Location: Food and Feed Safety ResearchTitle: Transient gut retention and persistence of Salmonella through metamorphosis in the lesser mealworm, Alphitobius diaperinus (Coleoptera: Tenebrionidae)) Author
Submitted to: Journal of Applied Microbiology
Publication Type: Peer Reviewed Journal
Publication Acceptance Date: 2/17/2012
Publication Date: 5/1/2012
Publication URL: http://handle.nal.usda.gov/10113/57314
Citation: Crippen, T.L., Zheng, L., Sheffield, C.L., Tomberlin, J.K., Beier, R.C., Yu, Z. 2012. Transient gut retention and persistence of Salmonella through metamorphosis in the lesser mealworm, Alphitobius diaperinus (Coleoptera: Tenebrionidae). Journal of Applied Microbiology. 112:920-926. Interpretive Summary: All of the sources of foodborne pathogens within the poultry production process are not known. Without this knowledge it is difficult to design effective biosecurity protocols to reduce the transfer of pathogenic bacteria between animals, humans, and the environment. This study was undertaken to determine: 1) how long the lesser mealworm, a common pest in poultry production facilities, can continue to contaminate its surrounding environment if fed one meal containing Salmonella, and 2) if Salmonella fed to the larval stage of the insect is present after transformation into an adult beetle. A tagged Salmonella enterica was used to track bacterial movement. Exposed adults and larvae defecated Salmonella for an average of 8 days (ranging from 6 to 12 days) after a single 2-hour exposure. Nineteen percent of the larvae retained the Salmonella through development into an adult. Poultry broiler operations commonly reutilize the litter on which these insect live for consecutive flocks of birds. A rotation period between flocks normally varies from 1-2 weeks. The lesser mealworm survives between flock rotations, and this study demonstrated that the Salmonella they carry can survive with them.

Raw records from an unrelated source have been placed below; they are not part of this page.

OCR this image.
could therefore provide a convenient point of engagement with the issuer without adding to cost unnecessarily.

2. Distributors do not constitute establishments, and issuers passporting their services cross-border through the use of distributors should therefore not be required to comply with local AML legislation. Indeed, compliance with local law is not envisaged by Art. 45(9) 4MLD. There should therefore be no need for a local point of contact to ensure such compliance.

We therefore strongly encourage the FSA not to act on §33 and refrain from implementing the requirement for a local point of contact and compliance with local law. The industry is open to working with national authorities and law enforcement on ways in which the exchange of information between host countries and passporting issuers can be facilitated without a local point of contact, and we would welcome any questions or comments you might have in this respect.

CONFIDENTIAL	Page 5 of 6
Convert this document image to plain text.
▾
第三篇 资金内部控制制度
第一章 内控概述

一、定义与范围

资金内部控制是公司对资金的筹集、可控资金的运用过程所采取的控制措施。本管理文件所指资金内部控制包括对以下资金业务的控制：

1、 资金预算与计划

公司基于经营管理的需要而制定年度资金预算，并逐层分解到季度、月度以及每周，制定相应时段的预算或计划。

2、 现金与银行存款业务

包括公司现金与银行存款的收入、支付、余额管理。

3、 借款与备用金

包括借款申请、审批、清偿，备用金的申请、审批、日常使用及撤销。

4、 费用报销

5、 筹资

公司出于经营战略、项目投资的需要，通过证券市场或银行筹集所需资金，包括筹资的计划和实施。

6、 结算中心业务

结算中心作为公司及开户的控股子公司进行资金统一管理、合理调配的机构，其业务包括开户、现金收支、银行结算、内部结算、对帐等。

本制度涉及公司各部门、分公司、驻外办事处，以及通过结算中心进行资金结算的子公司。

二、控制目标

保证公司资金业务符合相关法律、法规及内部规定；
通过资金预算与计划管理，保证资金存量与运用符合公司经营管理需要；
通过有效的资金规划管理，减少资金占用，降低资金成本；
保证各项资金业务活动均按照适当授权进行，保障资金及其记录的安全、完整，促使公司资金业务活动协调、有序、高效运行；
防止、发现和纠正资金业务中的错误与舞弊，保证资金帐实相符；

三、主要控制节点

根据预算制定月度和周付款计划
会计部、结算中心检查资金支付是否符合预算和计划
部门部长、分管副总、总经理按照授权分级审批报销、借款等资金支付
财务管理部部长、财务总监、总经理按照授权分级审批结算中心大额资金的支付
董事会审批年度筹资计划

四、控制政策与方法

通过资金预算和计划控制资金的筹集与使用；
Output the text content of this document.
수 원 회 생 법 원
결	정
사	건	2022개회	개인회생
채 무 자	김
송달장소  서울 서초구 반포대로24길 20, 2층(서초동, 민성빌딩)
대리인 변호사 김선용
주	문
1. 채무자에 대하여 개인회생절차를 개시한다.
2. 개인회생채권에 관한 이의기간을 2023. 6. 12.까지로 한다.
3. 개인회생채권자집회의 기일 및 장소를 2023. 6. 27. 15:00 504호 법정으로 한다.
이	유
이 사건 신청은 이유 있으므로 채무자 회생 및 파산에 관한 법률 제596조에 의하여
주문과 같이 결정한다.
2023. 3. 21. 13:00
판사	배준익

Technical Abstract: his study was undertaken to determine the retention of Salmonella through Alphitobius diaperinus metamorphosis and the contribution of defecation to external contamination. Adults and larvae were exposed to a tagged Salmonella enterica and evaluated for external elimination. Each day for three weeks a sterile filter collected the frass (feces) from a restrained insect onto a fresh, sterile collection filter for analysis. Exposed larvae in a closed container were followed through pupation and newly emerged adults were examined for their retention of marker bacteria. Exposed adults and larvae produced Salmonella positive frass for an average of 8 days, ranging from 6 to 11 days and 6 to 12 days, respectively. Nineteen percent of the larvae carried Salmonella through metamorphosis and eclosion, with 5% of the pupal exuviae being positive as well. All sources, including reservoir populations, of foodborne pathogens within the poultry production process are not known. This diminishes the ability of producers to mitigate the transfer of pathogens between animals, humans, and the environment. Poultry management standards accept the reutilization of litter. Alphitobius diaperinus survive between flock rotations on the reutilized litter, and it was demonstrated in this study that the Salmonella they carry can survive with them.